The 10-track American Utopia is Byrne’s first non-collaborative solo album since 2004’s Grown Backwards. The new record once again finds Byrne collaborating with Brian Eno, whose initial tracks formed the foundation of the album. Additional production was provided by Rodaidh McDonald and Patrick Dillett. Byrne also tapped drummer Joey Waronker on drums, Isaiah Barr on saxophone, Thomas Bartlett (Doveman) on mellotron, Daniel Lopatin (Oneohtrix Point Never) on keyboards, Sampha on vocals and piano and Eno contributing keyboards, brass, whistling and guitar.

Recorded at Byrne’s home studio, as well as at Reservoir Studios, Oscilloscope, XL Studios and Crowdspacer Studio in New York City and in London at Livingston Studio 1, Byne penned a lengthy message regarding American Utopia. The full essay is available here, read below:

David Byrne 2018Is this meant ironically? Is it a joke? Do I mean this seriously? In what way? Am I referring to the past or the future? Is it personal or political?

These songs don’t describe an imaginary or possibly impossible place but rather attempt to depict the world we live in now. Many of us, I suspect, are not satisfied with that world—the world we have made for ourselves. We look around and we ask ourselves—well, does it have to be like this? Is there another way? These songs are about that looking and that asking.
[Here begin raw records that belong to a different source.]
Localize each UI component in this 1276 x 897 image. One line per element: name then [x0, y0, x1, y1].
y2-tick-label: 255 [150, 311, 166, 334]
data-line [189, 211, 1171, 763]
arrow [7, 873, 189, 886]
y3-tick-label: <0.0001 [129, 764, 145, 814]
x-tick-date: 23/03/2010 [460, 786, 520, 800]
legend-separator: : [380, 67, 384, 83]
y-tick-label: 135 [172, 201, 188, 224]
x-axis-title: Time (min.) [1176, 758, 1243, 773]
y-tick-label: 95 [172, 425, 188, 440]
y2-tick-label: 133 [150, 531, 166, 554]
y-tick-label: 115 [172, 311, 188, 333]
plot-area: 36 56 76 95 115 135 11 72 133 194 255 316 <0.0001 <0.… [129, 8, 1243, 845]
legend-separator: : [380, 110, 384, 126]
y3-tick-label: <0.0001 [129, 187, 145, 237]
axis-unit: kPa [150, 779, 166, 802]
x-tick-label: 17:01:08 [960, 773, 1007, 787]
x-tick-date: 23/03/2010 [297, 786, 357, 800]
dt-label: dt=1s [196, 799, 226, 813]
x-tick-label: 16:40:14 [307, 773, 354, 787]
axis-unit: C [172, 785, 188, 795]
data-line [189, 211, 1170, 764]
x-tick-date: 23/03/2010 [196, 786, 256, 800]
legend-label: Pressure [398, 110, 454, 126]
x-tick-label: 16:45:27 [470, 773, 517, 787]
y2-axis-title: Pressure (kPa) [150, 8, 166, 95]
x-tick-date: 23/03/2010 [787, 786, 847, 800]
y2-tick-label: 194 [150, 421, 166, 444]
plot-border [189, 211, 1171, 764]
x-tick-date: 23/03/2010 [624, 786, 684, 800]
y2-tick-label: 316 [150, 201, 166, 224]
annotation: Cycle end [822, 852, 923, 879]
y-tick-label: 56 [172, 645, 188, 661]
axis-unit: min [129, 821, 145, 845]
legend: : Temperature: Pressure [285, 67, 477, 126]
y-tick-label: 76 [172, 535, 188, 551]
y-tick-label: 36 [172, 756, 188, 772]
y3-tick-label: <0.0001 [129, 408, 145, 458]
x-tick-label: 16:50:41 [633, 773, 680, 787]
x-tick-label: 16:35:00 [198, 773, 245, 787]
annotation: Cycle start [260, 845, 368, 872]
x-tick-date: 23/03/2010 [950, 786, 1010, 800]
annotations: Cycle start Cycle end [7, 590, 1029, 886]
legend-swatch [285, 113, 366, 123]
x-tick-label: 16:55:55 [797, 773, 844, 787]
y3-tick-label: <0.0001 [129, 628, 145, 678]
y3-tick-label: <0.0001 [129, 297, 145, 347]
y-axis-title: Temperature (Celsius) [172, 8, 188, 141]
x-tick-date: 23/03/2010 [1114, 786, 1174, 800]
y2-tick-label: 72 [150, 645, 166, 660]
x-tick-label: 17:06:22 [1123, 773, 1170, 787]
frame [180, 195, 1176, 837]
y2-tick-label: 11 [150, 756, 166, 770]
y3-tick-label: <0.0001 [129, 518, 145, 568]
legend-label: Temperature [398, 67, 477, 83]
This album is indirectly about those aspirational impulses. Sometimes to describe is to reveal, to see other possibilities. To ask a question is to begin the process of looking for an answer. To be descriptive is also to be prescriptive, in a way. The act of asking is a big step. The songs are sincere—the title is not ironic. The title refers not to a specific utopia, but rather to our longing, frustration, aspirations, fears, and hopes regarding what could be possible, what else is possible. The description, the discontent and the desire—I have a feeling that is what these songs touch on.

I have no prescriptions or surefire answers, but I sense that I am not the only one looking and asking, wondering and still holding onto some tiny bit of hope, unwilling to succumb entirely to despair or cynicism.

It’s not easy, but music helps. Music is a kind of model—it often tells us or points us toward how we can be.